For many of us, childhood snacks are synonymous with childhood itself. They have the ability to take us back to a simpler time and place. And yet, as nostalgic as Gushers and Dunkaroos are (am I dating myself as a ’90s kid?), they aren’t exactly at the top of my list for day-to-day staples. Creating these healthier versions of classic childhood snacks felt as satisfying as popping in a VHS tape to revisit a favorite movie. So, whether you’re planning on using these recipes for a #TBT post or actual children, I hope you enjoy eating them as much as I did making them!
“Dirt” Pudding + Gummy Worms
To me, creative treats like “dirt” pudding capture some of the magic of being a kid. Sure, it’s beyond silly (the word dirt isn’t exactly appetizing), but there’s no denying how delicious it is. And not to get ahead of myself, but perhaps an opportunity to get kids excited about gardening?
1 whole avocado
1 tablespoon maple syrup
¼ cup raw, unsweetened cacao powder
½ cup unsweetened, full-fat coconut milk
Place everything up to the crushed nuts into a food processor and blend until just combined to make one serving (or two depending on if it’s for the little ones!) of avocado mousse.
Spoon into a cleaned, food-safe small pot (or bowl that resembles a planter), then sprinkle with crushed nuts and add gummy worms as garnish. Serve cold or at room temperature, but don’t let it sit out for too long before serving.
Zucchini Pizza Bites
These zucchini pizza bites are a play on one of my all-time favorite childhood snacks: mini pizza bagels. There are plenty of ways to make healthier pizza bagels—like using whole wheat pita, for example—but this option sneaks in some veggies. The best part about this recipe? It’s ridiculously easy and time-efficient.

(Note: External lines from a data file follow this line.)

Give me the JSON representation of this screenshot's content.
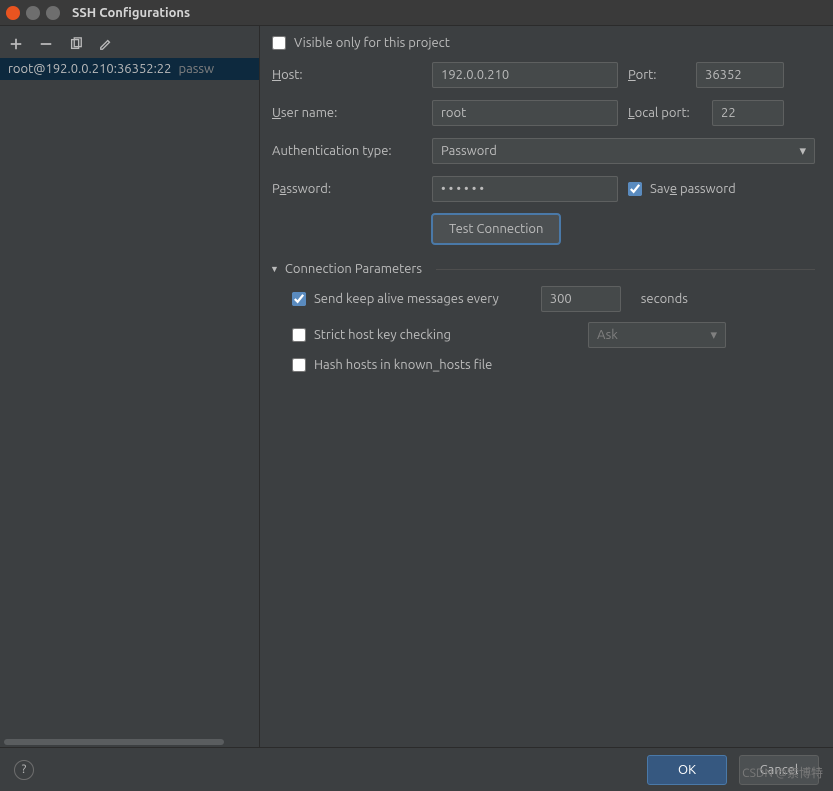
{
  "window": {
    "title": "SSH Configurations"
  },
  "toolbar": {
    "add": "add",
    "remove": "remove",
    "copy": "copy",
    "edit": "edit"
  },
  "list": {
    "items": [
      {
        "label": "root@192.0.0.210:36352:22",
        "type": "passw"
      }
    ]
  },
  "form": {
    "visible_only_label": "Visible only for this project",
    "visible_only": false,
    "host_label": "Host:",
    "host": "192.0.0.210",
    "port_label": "Port:",
    "port": "36352",
    "user_label": "User name:",
    "user": "root",
    "local_port_label": "Local port:",
    "local_port": "22",
    "auth_label": "Authentication type:",
    "auth_value": "Password",
    "password_label": "Password:",
    "password": "••••••",
    "save_password_label": "Save password",
    "save_password": true,
    "test_button": "Test Connection"
  },
  "params": {
    "header": "Connection Parameters",
    "keepalive_label": "Send keep alive messages every",
    "keepalive": true,
    "keepalive_value": "300",
    "keepalive_unit": "seconds",
    "strict_label": "Strict host key checking",
    "strict": false,
    "strict_mode": "Ask",
    "hash_label": "Hash hosts in known_hosts file",
    "hash": false
  },
  "footer": {
    "ok": "OK",
    "cancel": "Cancel",
    "watermark": "CSDN @索博特"
  }
}
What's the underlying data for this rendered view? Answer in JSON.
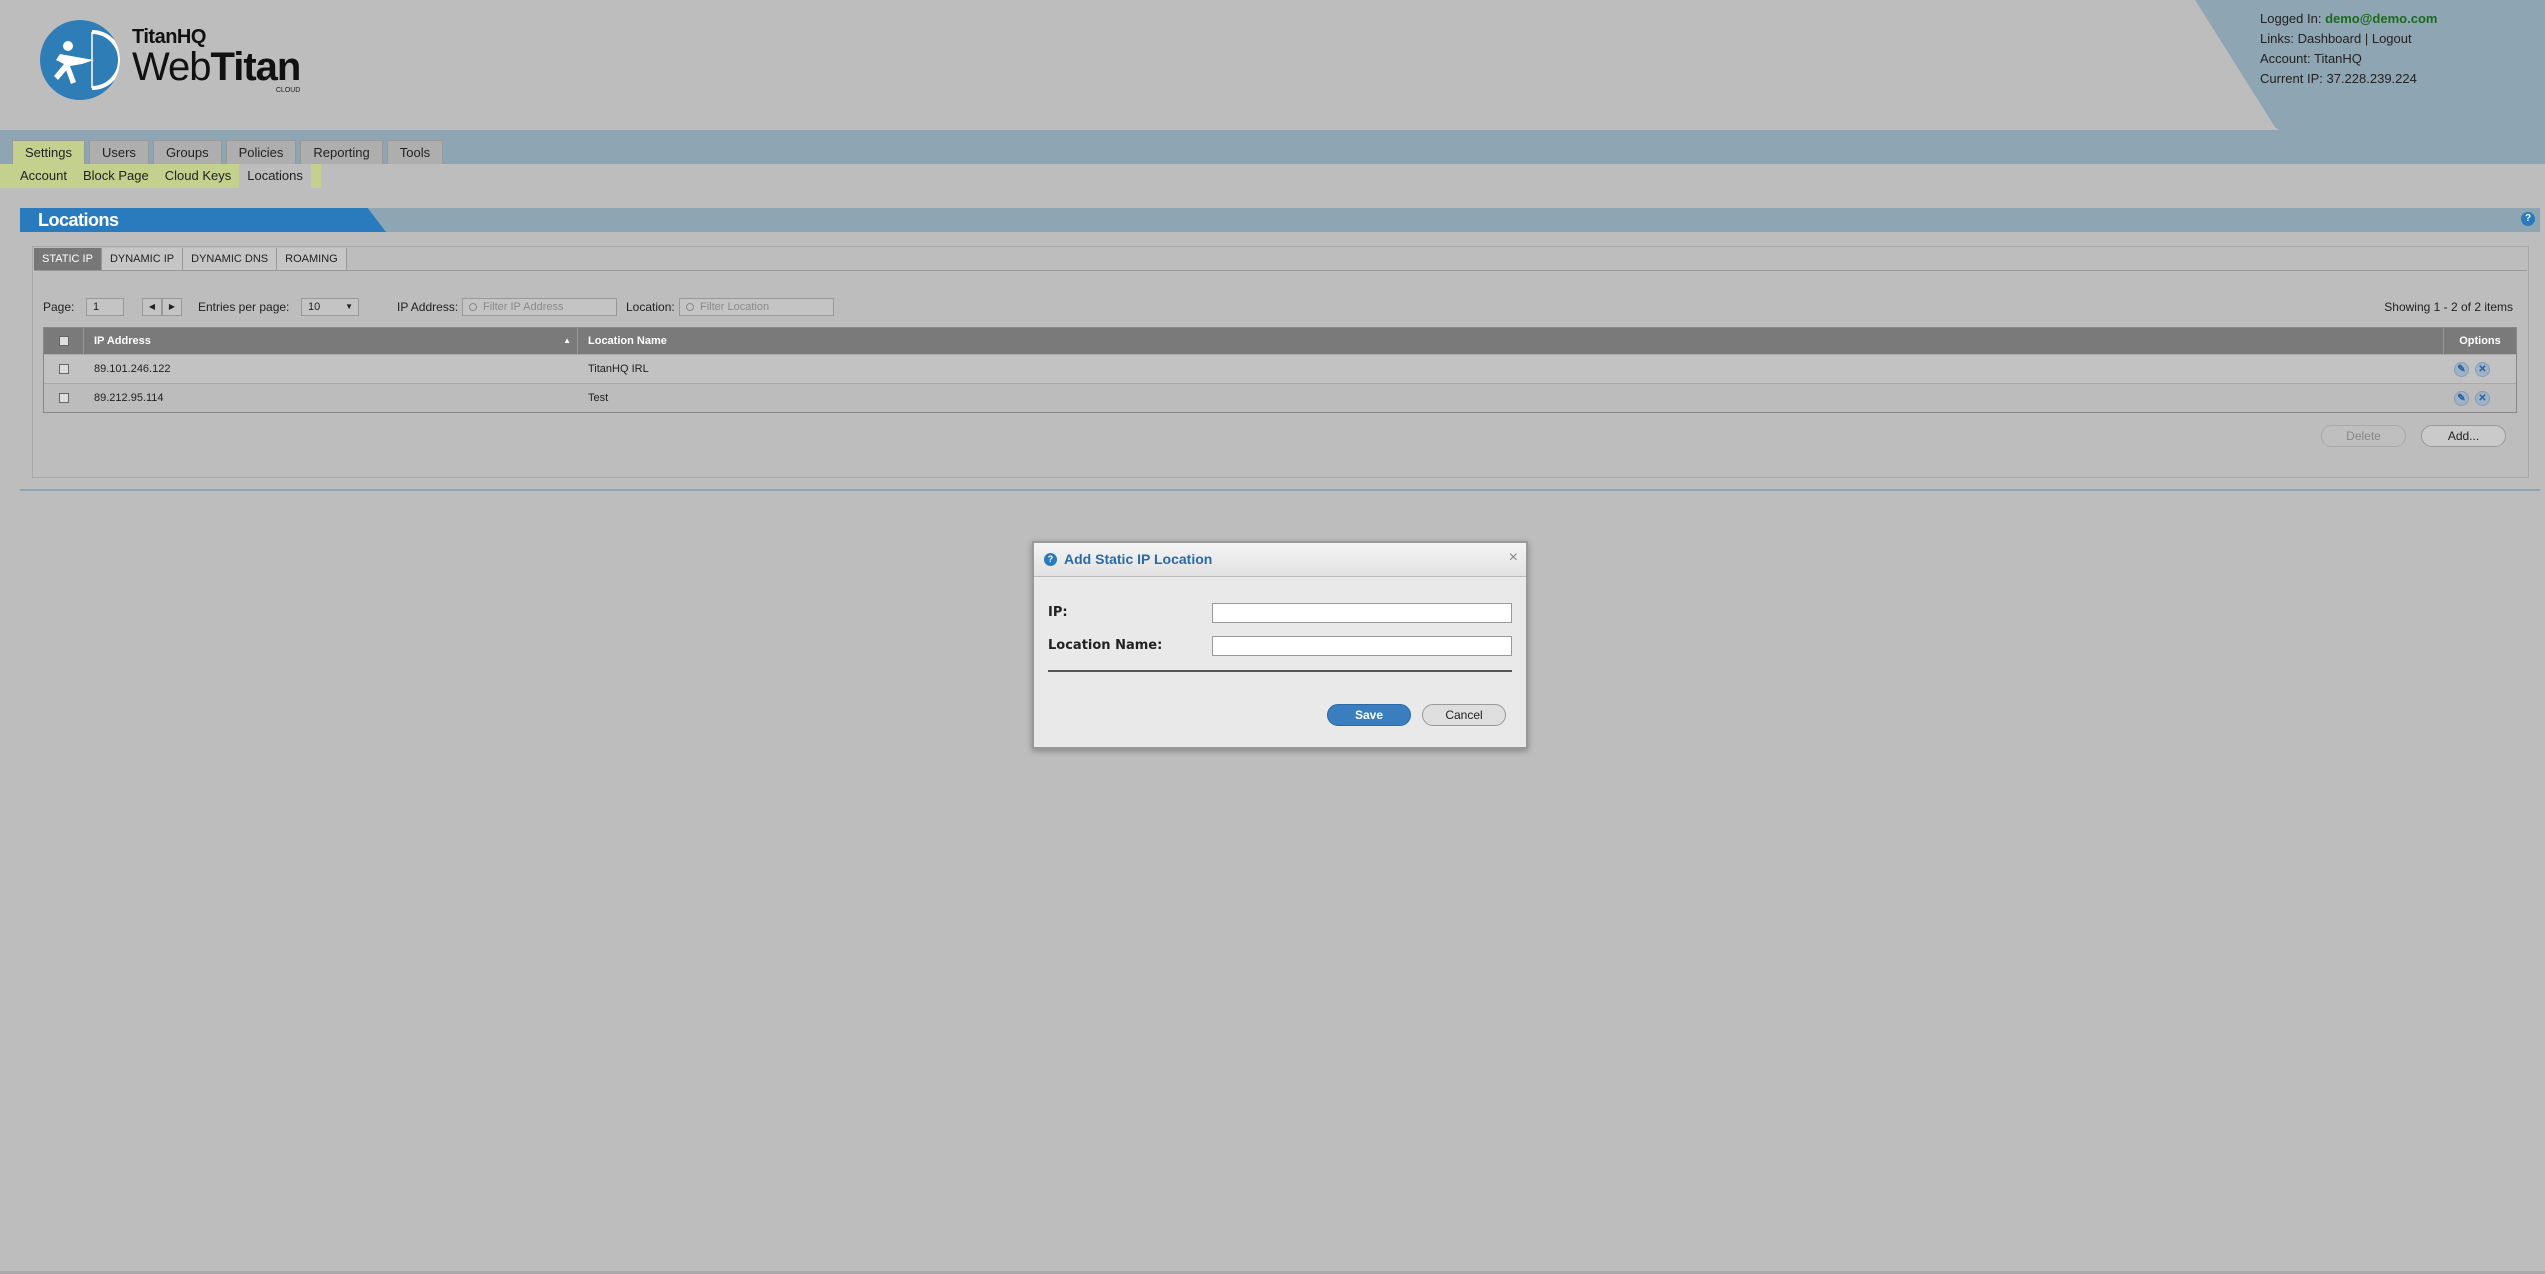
{
  "header": {
    "brand": "TitanHQ",
    "product_light": "Web",
    "product_bold": "Titan",
    "product_tag": "CLOUD"
  },
  "userinfo": {
    "logged_in_label": "Logged In:",
    "logged_in_value": "demo@demo.com",
    "links_label": "Links:",
    "link_dashboard": "Dashboard",
    "link_sep": "|",
    "link_logout": "Logout",
    "account_label": "Account:",
    "account_value": "TitanHQ",
    "ip_label": "Current IP:",
    "ip_value": "37.228.239.224"
  },
  "mainnav": {
    "items": [
      {
        "label": "Settings"
      },
      {
        "label": "Users"
      },
      {
        "label": "Groups"
      },
      {
        "label": "Policies"
      },
      {
        "label": "Reporting"
      },
      {
        "label": "Tools"
      }
    ]
  },
  "subnav": {
    "items": [
      {
        "label": "Account"
      },
      {
        "label": "Block Page"
      },
      {
        "label": "Cloud Keys"
      },
      {
        "label": "Locations"
      }
    ]
  },
  "panel": {
    "title": "Locations",
    "help": "?",
    "tabs": [
      {
        "label": "STATIC IP"
      },
      {
        "label": "DYNAMIC IP"
      },
      {
        "label": "DYNAMIC DNS"
      },
      {
        "label": "ROAMING"
      }
    ]
  },
  "toolbar": {
    "page_label": "Page:",
    "page_value": "1",
    "prev": "◀",
    "next": "▶",
    "entries_label": "Entries per page:",
    "entries_value": "10",
    "ip_filter_label": "IP Address:",
    "ip_filter_placeholder": "Filter IP Address",
    "location_filter_label": "Location:",
    "location_filter_placeholder": "Filter Location",
    "showing": "Showing 1 - 2 of 2 items"
  },
  "grid": {
    "columns": [
      "IP Address",
      "Location Name",
      "Options"
    ],
    "rows": [
      {
        "ip": "89.101.246.122",
        "location": "TitanHQ IRL"
      },
      {
        "ip": "89.212.95.114",
        "location": "Test"
      }
    ]
  },
  "actions": {
    "delete": "Delete",
    "add": "Add..."
  },
  "dialog": {
    "title": "Add Static IP Location",
    "close": "×",
    "ip_label": "IP:",
    "ip_value": "",
    "location_label": "Location Name:",
    "location_value": "",
    "save": "Save",
    "cancel": "Cancel"
  }
}
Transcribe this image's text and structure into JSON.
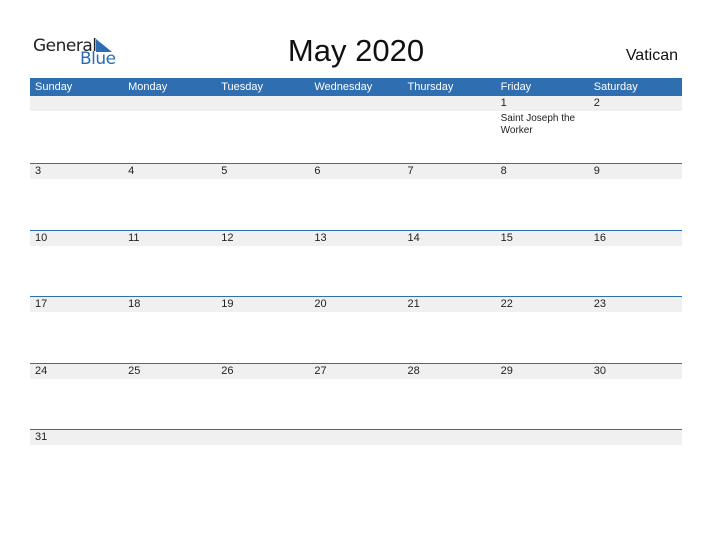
{
  "logo": {
    "general": "General",
    "blue": "Blue"
  },
  "title": "May 2020",
  "country": "Vatican",
  "weekdays": [
    "Sunday",
    "Monday",
    "Tuesday",
    "Wednesday",
    "Thursday",
    "Friday",
    "Saturday"
  ],
  "weeks": [
    [
      "",
      "",
      "",
      "",
      "",
      "1",
      "2"
    ],
    [
      "3",
      "4",
      "5",
      "6",
      "7",
      "8",
      "9"
    ],
    [
      "10",
      "11",
      "12",
      "13",
      "14",
      "15",
      "16"
    ],
    [
      "17",
      "18",
      "19",
      "20",
      "21",
      "22",
      "23"
    ],
    [
      "24",
      "25",
      "26",
      "27",
      "28",
      "29",
      "30"
    ],
    [
      "31",
      "",
      "",
      "",
      "",
      "",
      ""
    ]
  ],
  "events": [
    {
      "week": 0,
      "day": 5,
      "text": "Saint Joseph the Worker"
    }
  ],
  "colors": {
    "accent": "#2f6fb1",
    "strip": "#f0f0f0"
  }
}
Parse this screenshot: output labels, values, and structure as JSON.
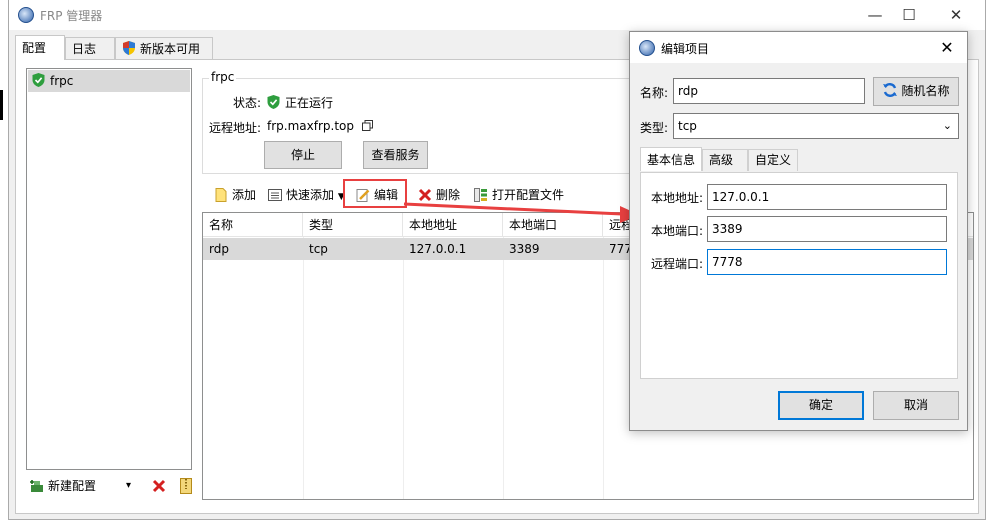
{
  "window": {
    "title": "FRP 管理器",
    "controls": {
      "minimize": "—",
      "maximize": "☐",
      "close": "✕"
    }
  },
  "tabs": [
    {
      "label": "配置",
      "active": true
    },
    {
      "label": "日志",
      "active": false
    },
    {
      "label": "新版本可用",
      "active": false
    }
  ],
  "config_list": {
    "items": [
      {
        "label": "frpc",
        "selected": true
      }
    ],
    "toolbar": {
      "new_label": "新建配置",
      "dropdown": "▾"
    }
  },
  "frpc_group": {
    "title": "frpc",
    "status_label": "状态:",
    "status_value": "正在运行",
    "remote_label": "远程地址:",
    "remote_value": "frp.maxfrp.top",
    "stop_button": "停止",
    "view_service_button": "查看服务"
  },
  "toolbar": {
    "add": "添加",
    "quick_add": "快速添加",
    "edit": "编辑",
    "delete": "删除",
    "open_file": "打开配置文件"
  },
  "proxy_table": {
    "columns": [
      "名称",
      "类型",
      "本地地址",
      "本地端口",
      "远程"
    ],
    "rows": [
      {
        "name": "rdp",
        "type": "tcp",
        "local_ip": "127.0.0.1",
        "local_port": "3389",
        "remote_port": "777"
      }
    ]
  },
  "dialog": {
    "title": "编辑项目",
    "close": "✕",
    "name_label": "名称:",
    "name_value": "rdp",
    "random_name_button": "随机名称",
    "type_label": "类型:",
    "type_value": "tcp",
    "tabs": [
      {
        "label": "基本信息",
        "active": true
      },
      {
        "label": "高级",
        "active": false
      },
      {
        "label": "自定义",
        "active": false
      }
    ],
    "local_ip_label": "本地地址:",
    "local_ip_value": "127.0.0.1",
    "local_port_label": "本地端口:",
    "local_port_value": "3389",
    "remote_port_label": "远程端口:",
    "remote_port_value": "7778",
    "ok_button": "确定",
    "cancel_button": "取消"
  },
  "colors": {
    "accent": "#0078d7",
    "highlight_red": "#e84040",
    "status_green": "#2e9e3e",
    "selection_gray": "#d9d9d9"
  }
}
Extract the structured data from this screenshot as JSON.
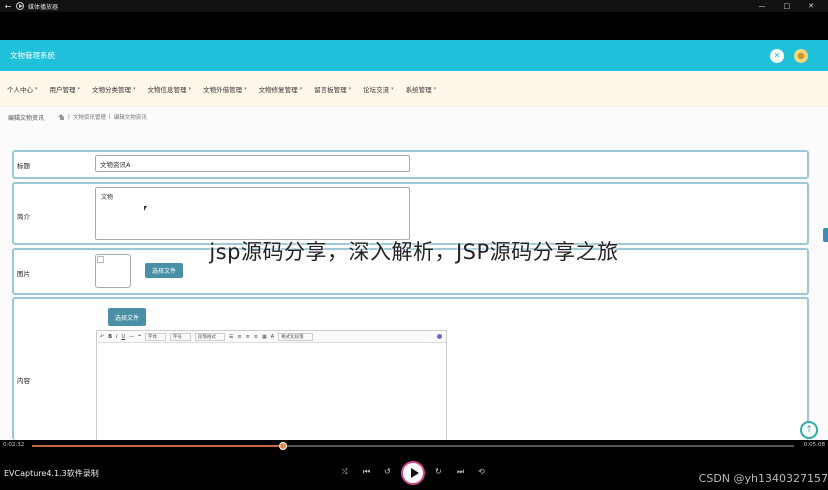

1 large zucchini, sliced into ¼-inch thick rounds
1 cup unsweetened tomato sauce
6 ounces yogurt cheese, sliced into thin strips
Fresh basil, sliced into thin strips (optional)
Preheat oven to broil, or 400° F.
Place zucchini rounds on a parchment-lined baking sheet.
Divide tomato sauce and cheese evenly across zucchini round.
Place on your highest oven shelf and bake for about 1 to 2 minutes, or until cheese has melted.
Top with basil, to taste and serve—no utensils needed.
Just to be clear, there’s nothing wrong with a classic PB&J, but it was hard to resist making an updated version that was fun to make and to look at. So many of the favorite childhood snacks had a playful element, whether it was the packaging, the colors, or the shapes. In terms of nutrition, I like the idea of swapping in fresh fruit for jelly or jam to cut out added sugar. And the rice cakes add a nice crunch.
Brown rice cakes
Unsweetened nut butter
Shredded coconut (optional)
Evenly coat 2 tablespoons nut butter over each rice cake.
Add fresh fruit in whimsical patterns. (Pro tip: Shredded coconut makes for great whiskers.)
Legit Lunch Snack Pack
Let’s face it: Coming up with a healthier lunch snack pack situation is not rocket science. In fact, the packs of my childhood were pretty much crackers, meat, and cheese. So why were they so popular? Granted crackers, along with meat and cheese are delicious, especially together (sorry to my veggie and vegan homies!), but I think a lot had to do with the presentation: A lunch that looked a little bit like a present with compartments to unpack. There are no veggies in here, but what can I say? I was trying to keep it classic!
Nitrate-free turkey slices
Place ingredients in separate compartments, as desired.